Duyu dışı algı, biyoenerji, büyücülük, büyü, Kilise ve Kutsal Yazıların yasaklarına aykırı olarak, manevi dünyayı istila ederek ve belirli iyileştirici sonuçlara ulaşarak deneysel bir yol izler. Ancak bir psişik ve bir büyücü, günahkar, arıtılmamış ruhlarıyla manevi dünyayı istila eder ve doğal olarak manevi dünyada yalnızca olumsuz güçlerin (şeytani) dünyasıyla iletişim kurabilirler.
İncil, "Ne mutlu yüreği temiz olanlara, çünkü onlar Tanrı'yı görecekler" diyor. Okültistler ise tövbe yoluyla ruhlarını arındırmadan ve genellikle günahkar bir şekilde, Kilisenin yasağına aykırı olarak manevi dünyayı istila ederler.
P Ortodoksluk, herhangi bir doğaüstü yetenek kazanmayı hedef olarak belirlemez, ancak tövbe, dua, oruç, perhiz, iyilik yapmak, Tanrı'ya ve insanlara sevgi yoluyla ruhu günahlardan temizleme hedefini belirler.

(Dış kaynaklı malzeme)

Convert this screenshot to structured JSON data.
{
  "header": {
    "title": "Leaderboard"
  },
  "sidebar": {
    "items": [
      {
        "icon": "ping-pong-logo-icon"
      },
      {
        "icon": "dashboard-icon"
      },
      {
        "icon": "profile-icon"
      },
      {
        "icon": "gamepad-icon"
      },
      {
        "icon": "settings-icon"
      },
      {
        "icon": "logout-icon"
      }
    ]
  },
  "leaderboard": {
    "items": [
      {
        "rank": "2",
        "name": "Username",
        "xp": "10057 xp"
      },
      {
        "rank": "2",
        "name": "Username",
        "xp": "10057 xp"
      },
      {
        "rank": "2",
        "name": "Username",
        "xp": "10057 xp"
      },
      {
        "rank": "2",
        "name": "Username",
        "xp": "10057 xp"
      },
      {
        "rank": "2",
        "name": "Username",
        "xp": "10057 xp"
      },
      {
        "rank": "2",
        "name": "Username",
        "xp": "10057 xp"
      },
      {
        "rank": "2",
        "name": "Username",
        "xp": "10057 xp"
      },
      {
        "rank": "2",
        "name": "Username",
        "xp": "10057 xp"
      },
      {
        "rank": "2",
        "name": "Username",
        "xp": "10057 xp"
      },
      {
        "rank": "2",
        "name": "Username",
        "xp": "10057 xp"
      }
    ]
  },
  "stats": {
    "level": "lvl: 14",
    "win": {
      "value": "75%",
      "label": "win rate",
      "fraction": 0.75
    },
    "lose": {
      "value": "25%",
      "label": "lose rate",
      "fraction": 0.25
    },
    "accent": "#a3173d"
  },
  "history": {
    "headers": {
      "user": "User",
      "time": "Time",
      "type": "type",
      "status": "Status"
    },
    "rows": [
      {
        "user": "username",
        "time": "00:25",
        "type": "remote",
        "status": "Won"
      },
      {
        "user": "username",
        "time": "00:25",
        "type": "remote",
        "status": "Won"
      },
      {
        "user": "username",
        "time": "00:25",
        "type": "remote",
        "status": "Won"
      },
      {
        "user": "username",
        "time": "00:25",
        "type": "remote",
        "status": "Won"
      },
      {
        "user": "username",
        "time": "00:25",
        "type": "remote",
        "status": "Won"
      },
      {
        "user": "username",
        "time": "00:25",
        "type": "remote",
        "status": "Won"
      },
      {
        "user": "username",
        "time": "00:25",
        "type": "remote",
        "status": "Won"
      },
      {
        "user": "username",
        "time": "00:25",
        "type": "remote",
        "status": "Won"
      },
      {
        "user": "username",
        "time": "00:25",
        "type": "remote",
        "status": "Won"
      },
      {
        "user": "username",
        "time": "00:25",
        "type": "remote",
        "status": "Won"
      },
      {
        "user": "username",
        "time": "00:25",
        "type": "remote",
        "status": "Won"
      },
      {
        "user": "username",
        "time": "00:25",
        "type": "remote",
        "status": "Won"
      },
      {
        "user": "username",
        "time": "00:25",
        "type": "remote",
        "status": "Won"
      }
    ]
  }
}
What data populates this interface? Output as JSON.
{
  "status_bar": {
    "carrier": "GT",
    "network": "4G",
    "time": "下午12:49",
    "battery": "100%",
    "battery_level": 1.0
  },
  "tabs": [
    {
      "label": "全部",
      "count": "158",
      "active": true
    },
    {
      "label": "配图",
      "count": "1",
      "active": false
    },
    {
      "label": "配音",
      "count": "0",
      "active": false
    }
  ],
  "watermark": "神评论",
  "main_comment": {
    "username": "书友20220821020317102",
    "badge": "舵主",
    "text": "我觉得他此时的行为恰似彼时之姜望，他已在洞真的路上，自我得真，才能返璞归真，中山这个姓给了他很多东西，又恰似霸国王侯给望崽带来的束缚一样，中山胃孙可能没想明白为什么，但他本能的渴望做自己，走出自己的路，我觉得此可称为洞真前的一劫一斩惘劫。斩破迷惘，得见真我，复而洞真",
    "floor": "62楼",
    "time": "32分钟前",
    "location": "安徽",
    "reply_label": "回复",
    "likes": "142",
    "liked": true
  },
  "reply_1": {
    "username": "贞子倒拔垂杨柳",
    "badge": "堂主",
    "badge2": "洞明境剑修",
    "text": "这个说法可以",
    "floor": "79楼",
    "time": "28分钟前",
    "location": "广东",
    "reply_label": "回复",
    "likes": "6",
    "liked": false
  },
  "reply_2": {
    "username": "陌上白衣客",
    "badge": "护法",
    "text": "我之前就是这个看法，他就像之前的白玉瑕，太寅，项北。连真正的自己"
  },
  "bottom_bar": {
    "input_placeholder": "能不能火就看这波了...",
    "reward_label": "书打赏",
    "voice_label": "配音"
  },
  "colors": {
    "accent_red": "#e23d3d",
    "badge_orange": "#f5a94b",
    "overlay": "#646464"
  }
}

Hıristiyan yaşamının temeli sevgi ve inanç, iyi işler, çileciliktir (oruç, perhiz). Hıristiyan yolu ahlaki gelişimden geçer: "Cennetteki Babanız mükemmel olduğu için mükemmel olun" ve ruhu temizlemeden (tövbe), sevgiyi ve iyi işler yapmadan doğaüstü yetenekler geliştiren egzersizler aracılığıyla değil. Bu yol tehlikeli ve felakettir. .
“İyileştiğimi sanıyordum…” filminde, “şifa” denilen parapsikolojiyle uğraşan bir adamın itirafını duyacaksınız.